Wednesday, June 8, 2011

#407 Moe Drabowsky

OK, I'll admit to some personal bias here because the Orioles are my team, but Black and Blue, etc. by Tom Adelman delivered quite a bit more than I was expecting. It's a pretty good book. While it deals primarily with the 1966 series and the Orioles surprising four game sweep of the Dodgers it covers a lot of other ground.

The author delves into the two cities involved and how they dealt with the turbulent times brewing. He shines a spotlight on the two franchises' marquee players, Sandy Koufax and Frank Robinson. Adelman looks at the chemistry and makeup of two very different franchises.

Black and Blue was quite a bit more than I was expecting and should interest even those who are not fans of either team. An interesting sidenote... while looking for an image to include here I came across a different cover, one that features Sandy Koufax rather than Jim Palmer. I'd never seen it nor did I know it existed. What made it interesting is that the Koufax-covered version has a slightly different subtitle. The original reads: "Black and Blue: the Golden Arm, the Robinson Boys, and the World Series that Stunned America". The version with Koufax on the cover is slightly different: "Black and Blue: Sandy Koufax, the Robinson Boys, and the World Series that Stunned America".

Suddenly, a year after it's original publication the book's cover and title places a lot of emphasis on the Dodger star. I'm thinking that the 'Golden Arm' reference with the Jim Palmer cover was confusing and/or they publishers decided to take advantage of the 'Koufax' cache. Curious.

But, hell, if it was up to me Moe Drabowsky would have graced the cover! It was Moe, after all, who strolled in from the bullpen in the third inning of Game One of that Series in relief of Dave McNally. With the Birds up 4-1 and the bases loaded Drabowsky issued a walk to the second batter he faced. But Drabowsky went on to strike out a record eleven Dodgers while allowing only one hit and took the win in what would become a very surprising sweep. The run Moe forced in with that walk was the last run the Dodgers would score in the Series.

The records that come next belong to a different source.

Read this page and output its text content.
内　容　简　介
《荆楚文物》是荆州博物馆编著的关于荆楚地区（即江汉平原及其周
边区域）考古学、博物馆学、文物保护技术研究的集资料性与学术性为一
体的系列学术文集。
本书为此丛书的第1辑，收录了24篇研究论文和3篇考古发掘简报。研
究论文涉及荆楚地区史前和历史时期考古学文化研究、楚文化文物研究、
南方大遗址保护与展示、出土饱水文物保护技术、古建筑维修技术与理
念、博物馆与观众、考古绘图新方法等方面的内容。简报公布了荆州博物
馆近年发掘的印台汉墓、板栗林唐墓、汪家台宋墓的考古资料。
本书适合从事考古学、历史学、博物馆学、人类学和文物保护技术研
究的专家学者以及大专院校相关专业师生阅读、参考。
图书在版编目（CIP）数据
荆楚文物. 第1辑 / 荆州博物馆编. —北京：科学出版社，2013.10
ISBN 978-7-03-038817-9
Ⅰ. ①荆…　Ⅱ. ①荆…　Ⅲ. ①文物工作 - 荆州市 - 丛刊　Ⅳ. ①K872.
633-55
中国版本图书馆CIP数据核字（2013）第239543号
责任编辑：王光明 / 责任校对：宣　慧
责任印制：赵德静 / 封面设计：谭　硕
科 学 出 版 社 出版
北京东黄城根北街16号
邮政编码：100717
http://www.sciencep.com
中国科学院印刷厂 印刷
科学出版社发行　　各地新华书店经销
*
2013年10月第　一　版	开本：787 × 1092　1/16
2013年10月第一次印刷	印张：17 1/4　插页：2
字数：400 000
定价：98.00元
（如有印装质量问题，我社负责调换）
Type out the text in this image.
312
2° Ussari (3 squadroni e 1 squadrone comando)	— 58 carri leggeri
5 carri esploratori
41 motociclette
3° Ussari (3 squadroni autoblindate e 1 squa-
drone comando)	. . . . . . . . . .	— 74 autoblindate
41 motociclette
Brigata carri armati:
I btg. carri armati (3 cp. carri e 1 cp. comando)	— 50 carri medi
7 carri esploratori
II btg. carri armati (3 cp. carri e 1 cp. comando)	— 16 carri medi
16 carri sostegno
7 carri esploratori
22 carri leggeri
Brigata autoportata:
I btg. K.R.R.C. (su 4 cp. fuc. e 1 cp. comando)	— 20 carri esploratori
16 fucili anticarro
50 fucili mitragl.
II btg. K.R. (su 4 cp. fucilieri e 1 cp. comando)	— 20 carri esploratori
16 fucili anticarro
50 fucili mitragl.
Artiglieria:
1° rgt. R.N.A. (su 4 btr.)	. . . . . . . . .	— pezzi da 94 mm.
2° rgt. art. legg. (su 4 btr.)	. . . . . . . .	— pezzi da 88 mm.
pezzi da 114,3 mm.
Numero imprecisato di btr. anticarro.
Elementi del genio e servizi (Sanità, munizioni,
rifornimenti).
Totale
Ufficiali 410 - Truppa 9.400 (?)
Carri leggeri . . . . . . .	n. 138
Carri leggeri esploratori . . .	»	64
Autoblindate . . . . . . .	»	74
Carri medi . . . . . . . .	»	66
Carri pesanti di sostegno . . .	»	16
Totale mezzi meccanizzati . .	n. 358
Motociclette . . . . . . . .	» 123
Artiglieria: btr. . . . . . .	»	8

His relief win in that game capped a nice 1966 season for Drabowsky. He had gone 6-0 with seven saves while recording 98 k's in 96 innings. He had a sub .500 career w/l but he had great success one he established himself as a reliever in '65 with the Athletics. In 17 big league seasons with eight different clubs he won 88 games and saved 55. Drabowsky also got into the record book in other ways. He gave up Stan Musial's 3,000th career hit, took the loss in Early Wynn's 300th career victory and he was the first Royals pitcher to record a win.

One of only four Polish born players to appear in the majors (and the only one since 1932) Moe is an inductee in the National Polish-American Sports Hall of Fame. But Moe Drabowsky's real legacy is his well deserved reputation as one of baseball's best known pranksters and all round funnyman. Fake bullpen calls, water cooler goldfish, hotfooting the Commissioner, etc are all part of Moe's resume.

I have three copies of this pink framed '59 Topps card. Each was an upgrade. And I have all his regular issued Topps cards. (Is it obvious I loved the guy?) Moe died in 2006. One of my most treasured Oriole pieces is an autographed team postcard from Moe. The '59 Topps cardback states that Moe gained a lot of 'Major League maturity' in 1958. Thank goodness he never got any other kind of maturity. He was just too much fun the way he was.

R.I.P. Moe


  1. Must have been hard to write these blurbs on the back of the card when the player regressed. "His bases on balls total was lower." True enough, but it also went from 3.5 per 9 innings in '57 to 5.2/9 in '58. Guess they couldn't write "(Player) is counting on a bounce-back to form in '59" for everyone...

  2. I feel their pain every time I try to find a different way to say "It's mis-cut with kinda soft corners". I think I should have chosen that as the blog's name.

  3. Yup, those were the days. I liked those WS sets and I think it was because they showed real pics of guys doing real things. I know that sounds weird but packs had posed shot after posed shot after portrait. These were different. They showed stuff we remembered seeing. That was unusual then.